I think softer spring would certainly help me, but I am going with a 48" throttle cable so my linkage is unaffected by the cab suspension travel. In your case, greasing the roller/plate area will really help, as will softer springs.

Bryan
 

·
Registered
1976 406 w/ backhoe and dozer blade, a small collection of implements too
Joined
·
1,416 Posts
Thanks Bryan and K.C., I see your points and re-read the thread (had seen it the first time around, but it didn't stick in my memory). I have to work out any implications this may create for my other remote throttle (for backhoe / rear implement control)., but none come to mind right now. If I make any usefull progress, I'll share.
 

·
Registered
1970 406 Unimog with 9'2" Boss V-Plow....... 1974 404 Unimog Rock Crawler
Joined
·
874 Posts
I think softer spring would certainly help me, but I am going with a 48" throttle cable so my linkage is unaffected by the cab suspension travel. In your case, greasing the roller/plate area will really help, as will softer springs.

Bryan
Bryan, check out Needamog's Push-Pull-Throttle-Cable-Mod thread... Some good info there.
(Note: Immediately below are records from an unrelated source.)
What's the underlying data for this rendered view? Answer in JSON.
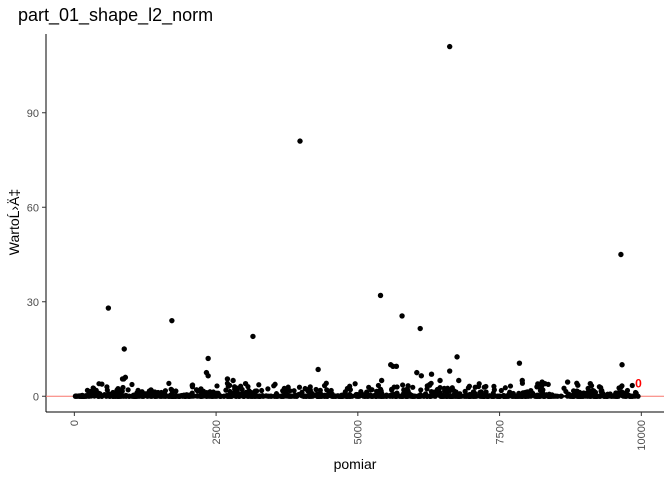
{
  "chart_data": {
    "type": "scatter",
    "title": "part_01_shape_l2_norm",
    "xlabel": "pomiar",
    "ylabel": "WartoĹ›Ä‡",
    "xlim": [
      -500,
      10400
    ],
    "ylim": [
      -5,
      115
    ],
    "x_ticks": [
      0,
      2500,
      5000,
      7500,
      10000
    ],
    "x_tick_labels": [
      "0",
      "2500",
      "5000",
      "7500",
      "10000"
    ],
    "y_ticks": [
      0,
      30,
      60,
      90
    ],
    "y_tick_labels": [
      "0",
      "30",
      "60",
      "90"
    ],
    "grid": false,
    "legend": "none",
    "hline": {
      "y": 0,
      "color": "#f8766d"
    },
    "highlight": {
      "x": 9950,
      "y": 4,
      "label": "0",
      "color": "#ff0000"
    },
    "series": [
      {
        "color": "#000000",
        "x": [
          600,
          880,
          1720,
          2360,
          3150,
          3980,
          5400,
          5580,
          5780,
          6100,
          6620,
          6750,
          7850,
          9640,
          9660,
          850,
          870,
          900,
          2330,
          2360,
          2700,
          2800,
          3020,
          4300,
          5620,
          5680,
          6040,
          6120,
          6300,
          6450,
          6620,
          6780,
          7900,
          8250,
          8700,
          9100,
          8880,
          8300,
          5420
        ],
        "values": [
          28,
          15,
          24,
          12,
          19,
          81,
          32,
          10,
          25.5,
          21.5,
          111,
          12.5,
          10.5,
          45,
          10,
          5.5,
          5.5,
          6,
          7.5,
          6.5,
          5.5,
          5,
          4,
          8.5,
          9.5,
          9.5,
          7.5,
          6.5,
          7,
          5,
          8,
          5,
          5,
          4.5,
          4.5,
          4,
          3.5,
          4,
          5
        ]
      }
    ],
    "dense_band": {
      "x_range": [
        0,
        9950
      ],
      "y_min": 0,
      "y_max": 4.2,
      "count": 1000
    }
  }
}
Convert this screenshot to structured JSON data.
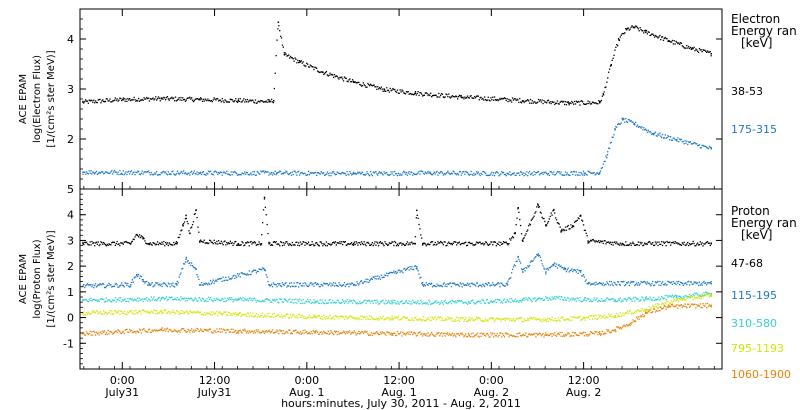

Changing out the throttle return spring on my 406 completely cured my stiff pedal. It was so bad my foot would practically go to sleep holding the "pedal to the metal" when using full throttle on long steep grades!
 

·
Registered
85' U1300L Holset Turbo VA A/C, 66' Propane 404.1 rock mog, 1975 416 Doka, G500, Volvo C303
Joined
·
5,009 Posts
Bryan, check out Needamog's Push-Pull-Throttle-Cable-Mod thread... Some good info there.

Changing out the throttle return spring on my 406 completely cured my stiff pedal. It was so bad my foot would practically go to sleep holding the "pedal to the metal" when using full throttle on long steep grades!
That's the one! :thumbsup:
 

·
Registered
U1300L Turbo x 3
Joined
·
754 Posts
One solution that works is to replace all the pivot points with bronze bushings, adjust the position of the engine side pedal pivot, and replace the crappy secondary throttle foot wheel (nylon spinner on a stick) with a wheel that has a real ball bearing in it.

This doesn't show all of it, but it worked well enough that you can feel the tractor governor pulse and push back on your foot, and also gave the go pedal about the same effort as a honda civic.


Bryan, check out Needamog's Push-Pull-Throttle-Cable-Mod thread... Some good info there.

Changing out the throttle return spring on my 406 completely cured my stiff pedal. It was so bad my foot would practically go to sleep holding the "pedal to the metal" when using full throttle on long steep grades!